Take investing in dividend shares as an example. I can potentially earn dividends from a company whose shares I buy. Such money is given to me free of charge.
However, to get those dividends, I do need to spend money in the first place buying the shares. I think that could be a smart financial move for me, as I could invest some cash now to receive free money for years or even decades into the future. Here is how I would go about it.
Dividend shares as a source of free money
The principle behind dividends is pretty straightforward. A company may generate some excess cash in any given year over and above what it needs to fund its business. It can decide to pay that out to shareholders, in the form of dividends. At that point, if I am a shareholder in the company, I will be in line to receive my own portion of the funds paid out.
But while the principle may be straightforward, the practice can be more complicated. Dividends are never guaranteed. Even a company that has paid them before and is profitable can decide to stop paying dividends.
That is why I would take care when hunting for shares, to try and find ones that I thought stood a good chance of paying me dividends in the future.
Shares to buy
To do that, I would look for a few clues.
Paying dividends requires a business to make enough money to cover the cost of them.
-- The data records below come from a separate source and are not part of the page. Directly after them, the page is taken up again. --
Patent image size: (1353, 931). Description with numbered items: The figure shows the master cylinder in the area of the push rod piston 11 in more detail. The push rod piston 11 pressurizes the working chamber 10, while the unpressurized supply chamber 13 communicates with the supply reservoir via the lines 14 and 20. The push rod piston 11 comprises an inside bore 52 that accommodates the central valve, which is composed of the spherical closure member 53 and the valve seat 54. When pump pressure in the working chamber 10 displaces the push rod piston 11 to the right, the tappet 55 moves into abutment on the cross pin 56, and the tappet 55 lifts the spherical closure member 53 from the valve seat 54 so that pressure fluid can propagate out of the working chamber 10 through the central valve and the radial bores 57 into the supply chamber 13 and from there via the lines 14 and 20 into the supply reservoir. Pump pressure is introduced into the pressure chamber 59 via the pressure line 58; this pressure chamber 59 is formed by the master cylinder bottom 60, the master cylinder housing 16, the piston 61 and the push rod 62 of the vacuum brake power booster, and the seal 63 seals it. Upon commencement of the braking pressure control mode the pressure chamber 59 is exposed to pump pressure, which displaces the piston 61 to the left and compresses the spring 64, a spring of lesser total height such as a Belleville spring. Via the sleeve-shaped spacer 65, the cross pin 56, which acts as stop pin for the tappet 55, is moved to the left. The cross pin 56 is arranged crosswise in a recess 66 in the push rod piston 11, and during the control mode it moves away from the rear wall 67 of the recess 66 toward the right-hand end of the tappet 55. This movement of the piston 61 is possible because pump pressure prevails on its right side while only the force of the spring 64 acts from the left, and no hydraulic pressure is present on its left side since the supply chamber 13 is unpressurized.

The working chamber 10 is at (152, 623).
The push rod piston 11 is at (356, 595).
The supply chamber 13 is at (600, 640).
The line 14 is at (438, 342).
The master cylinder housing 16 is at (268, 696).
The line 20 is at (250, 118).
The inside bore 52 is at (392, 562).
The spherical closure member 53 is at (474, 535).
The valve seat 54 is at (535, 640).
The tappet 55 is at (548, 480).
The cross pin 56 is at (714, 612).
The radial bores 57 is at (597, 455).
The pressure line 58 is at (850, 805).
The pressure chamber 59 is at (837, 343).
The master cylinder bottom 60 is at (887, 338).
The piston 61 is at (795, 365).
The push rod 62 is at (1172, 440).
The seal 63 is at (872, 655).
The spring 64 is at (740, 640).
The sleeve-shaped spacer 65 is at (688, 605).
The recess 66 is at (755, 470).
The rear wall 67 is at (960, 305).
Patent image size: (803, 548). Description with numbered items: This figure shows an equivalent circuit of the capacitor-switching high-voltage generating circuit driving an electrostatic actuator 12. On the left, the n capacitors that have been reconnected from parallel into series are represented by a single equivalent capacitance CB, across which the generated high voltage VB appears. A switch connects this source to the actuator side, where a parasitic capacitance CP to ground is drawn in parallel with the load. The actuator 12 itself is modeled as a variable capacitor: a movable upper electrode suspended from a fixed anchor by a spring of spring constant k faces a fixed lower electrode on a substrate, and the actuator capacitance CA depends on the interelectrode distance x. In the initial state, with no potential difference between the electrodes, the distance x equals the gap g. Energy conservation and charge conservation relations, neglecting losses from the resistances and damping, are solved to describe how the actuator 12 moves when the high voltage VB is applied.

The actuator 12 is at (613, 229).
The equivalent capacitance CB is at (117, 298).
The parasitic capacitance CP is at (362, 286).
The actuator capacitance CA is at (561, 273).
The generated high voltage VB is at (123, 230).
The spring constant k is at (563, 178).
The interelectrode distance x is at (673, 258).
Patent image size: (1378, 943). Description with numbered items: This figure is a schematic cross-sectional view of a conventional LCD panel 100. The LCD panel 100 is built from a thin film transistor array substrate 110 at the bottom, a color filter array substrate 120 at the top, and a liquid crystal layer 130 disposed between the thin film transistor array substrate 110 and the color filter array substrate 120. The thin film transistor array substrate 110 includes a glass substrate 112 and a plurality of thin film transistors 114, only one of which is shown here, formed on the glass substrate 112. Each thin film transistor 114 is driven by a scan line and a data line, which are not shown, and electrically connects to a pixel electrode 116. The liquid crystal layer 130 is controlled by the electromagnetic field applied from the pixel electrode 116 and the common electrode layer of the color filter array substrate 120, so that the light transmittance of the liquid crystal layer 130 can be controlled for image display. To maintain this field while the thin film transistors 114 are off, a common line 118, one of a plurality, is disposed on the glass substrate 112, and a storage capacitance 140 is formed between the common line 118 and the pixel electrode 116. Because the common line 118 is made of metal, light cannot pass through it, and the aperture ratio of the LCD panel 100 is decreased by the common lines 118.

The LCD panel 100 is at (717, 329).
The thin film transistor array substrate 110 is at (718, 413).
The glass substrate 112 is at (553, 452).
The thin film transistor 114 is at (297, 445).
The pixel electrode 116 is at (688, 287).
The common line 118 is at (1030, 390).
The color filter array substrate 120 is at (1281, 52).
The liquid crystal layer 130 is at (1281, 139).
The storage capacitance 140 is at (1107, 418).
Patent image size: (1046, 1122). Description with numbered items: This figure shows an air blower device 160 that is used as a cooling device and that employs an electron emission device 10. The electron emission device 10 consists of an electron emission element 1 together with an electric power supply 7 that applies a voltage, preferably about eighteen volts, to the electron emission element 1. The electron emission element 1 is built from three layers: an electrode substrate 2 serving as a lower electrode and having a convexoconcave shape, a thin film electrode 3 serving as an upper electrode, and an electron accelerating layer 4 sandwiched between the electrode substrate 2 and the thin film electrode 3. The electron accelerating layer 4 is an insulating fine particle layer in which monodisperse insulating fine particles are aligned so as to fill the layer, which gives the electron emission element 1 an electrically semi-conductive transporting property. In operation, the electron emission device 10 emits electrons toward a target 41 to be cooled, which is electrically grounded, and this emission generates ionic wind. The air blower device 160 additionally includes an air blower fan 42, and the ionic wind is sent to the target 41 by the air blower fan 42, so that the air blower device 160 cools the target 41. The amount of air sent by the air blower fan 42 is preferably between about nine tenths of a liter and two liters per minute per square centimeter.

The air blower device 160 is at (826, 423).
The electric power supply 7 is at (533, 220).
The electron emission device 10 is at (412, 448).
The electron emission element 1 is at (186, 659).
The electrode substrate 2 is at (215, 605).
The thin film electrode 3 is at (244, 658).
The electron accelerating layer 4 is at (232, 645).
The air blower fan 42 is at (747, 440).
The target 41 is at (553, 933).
So I would look for a business area that I thought was likely to see strong customer demand in future. For example, I expect banks like Lloyds and HSBC will continue to see strong demand.
But strong demand could attract a lot of competitors to a market, pushing down profit margins. So I also look for a company to have some competitive advantage that cannot easily be replicated. For example, there is only one Twinings tea brand – and it is owned by Associated British Foods. That can help the firm maintain a premium price on its line of tea.
I would also consider a company’s finances. Some businesses generate a lot of profits but need to use them for research and development, or to pay down debt. That could limit the firm’s ability or enthusiasm to pay dividends.
Hitting my target
If I wanted to target £100 of monthly free money in the form of dividends, how much would I need to invest?
That depends on the average dividend yield of the shares I buy. £100 a month is £1,200 per year. If I invested £24,000 in shares with an average yield of 5% I would hopefully hit that target.
I could start by investing less money, as long as I was willing to accept a lower annual dividend income. Crucially, however much I wanted to invest in shares, I would not focus just on dividend yield. First and foremost, I would look for shares with the qualities I described above, trading for an attractive price.